I have been thinking about my new process, and as the balance between fundamentals and technicals tilts towards the former, it occurs to me that I should make some record of what is going on day-to-day so that I can go back over it and see whether my understanding and expectations were later borne out. To that end I am going to try to resurrect the diary (I say “try”, because it has to be written at the end of the day — I have always been most comfortable with a day that starts off structured and becomes ever less so).
The EUR dropped further on ongoing debt concerns as Spanish bond spreads widened to new highs. There is talk of the Commission trying to get the Germans to increase the size of the EFSF and of the ECB having to delay further its exit from extraordinary liquidity support. The USD rallied on European debt problems and also tensions on the Korean peninsular. Fears of Chinese interest rate hikes are again drifting around (they tend to hike rates at the end of the week). The AUD and GBP have dropped against the USD — the former after the RBA governor indicated that a strong AUD will restrain inflation and interest-rate hikes should therefore be off the cards for now; I don’t know why the GBP should suffer particularly, but the USD is driving the move.
I am still disinclined to add to my long USD position (short EUR/USD).

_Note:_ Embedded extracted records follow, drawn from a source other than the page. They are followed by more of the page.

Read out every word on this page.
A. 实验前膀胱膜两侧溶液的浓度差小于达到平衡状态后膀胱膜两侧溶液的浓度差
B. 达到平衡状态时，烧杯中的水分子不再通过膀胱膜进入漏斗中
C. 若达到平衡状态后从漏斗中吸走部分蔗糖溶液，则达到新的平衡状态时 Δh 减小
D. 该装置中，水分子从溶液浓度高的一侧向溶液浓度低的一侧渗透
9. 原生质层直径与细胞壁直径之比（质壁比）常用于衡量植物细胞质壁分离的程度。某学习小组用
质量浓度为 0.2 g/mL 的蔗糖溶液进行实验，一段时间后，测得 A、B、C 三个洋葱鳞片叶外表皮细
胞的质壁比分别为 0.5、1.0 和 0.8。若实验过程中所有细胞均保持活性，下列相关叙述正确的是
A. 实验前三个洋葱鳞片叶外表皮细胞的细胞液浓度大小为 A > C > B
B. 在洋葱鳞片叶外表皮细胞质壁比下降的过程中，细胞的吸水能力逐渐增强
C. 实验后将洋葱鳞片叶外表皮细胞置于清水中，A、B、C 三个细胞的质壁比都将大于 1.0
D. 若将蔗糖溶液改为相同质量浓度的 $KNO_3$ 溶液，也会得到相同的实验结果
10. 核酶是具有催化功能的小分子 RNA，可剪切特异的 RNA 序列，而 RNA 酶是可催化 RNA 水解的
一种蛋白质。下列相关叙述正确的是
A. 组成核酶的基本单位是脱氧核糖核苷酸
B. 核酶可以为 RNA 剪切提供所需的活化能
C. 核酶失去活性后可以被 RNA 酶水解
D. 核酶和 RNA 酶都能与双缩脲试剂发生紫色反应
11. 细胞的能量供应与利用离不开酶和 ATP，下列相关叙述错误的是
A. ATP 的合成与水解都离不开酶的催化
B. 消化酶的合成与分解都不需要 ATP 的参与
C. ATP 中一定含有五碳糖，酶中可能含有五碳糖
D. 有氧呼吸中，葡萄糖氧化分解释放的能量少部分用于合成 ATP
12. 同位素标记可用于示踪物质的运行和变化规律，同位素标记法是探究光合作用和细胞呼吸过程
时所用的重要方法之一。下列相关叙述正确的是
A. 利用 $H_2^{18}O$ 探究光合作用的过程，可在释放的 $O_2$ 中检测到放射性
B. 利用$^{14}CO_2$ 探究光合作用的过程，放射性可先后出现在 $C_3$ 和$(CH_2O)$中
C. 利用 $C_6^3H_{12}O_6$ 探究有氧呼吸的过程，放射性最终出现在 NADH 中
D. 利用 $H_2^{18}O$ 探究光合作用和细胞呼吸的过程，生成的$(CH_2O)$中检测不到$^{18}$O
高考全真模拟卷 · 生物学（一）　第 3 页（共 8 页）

It is tempting to think it is rallying because of improving US economic data but the mood is risk-off and the USD is benefiting, which suggests the usual relationships are in play. The market could move on from Chinese tightening and Korean tension at any moment; either has the potential to become something bigger, but it is too early to say that they have and therefore that there is a trend in place. There is a trend in the EUR, driven by the debt crisis, and the USD seems the logical thing to be short against at present.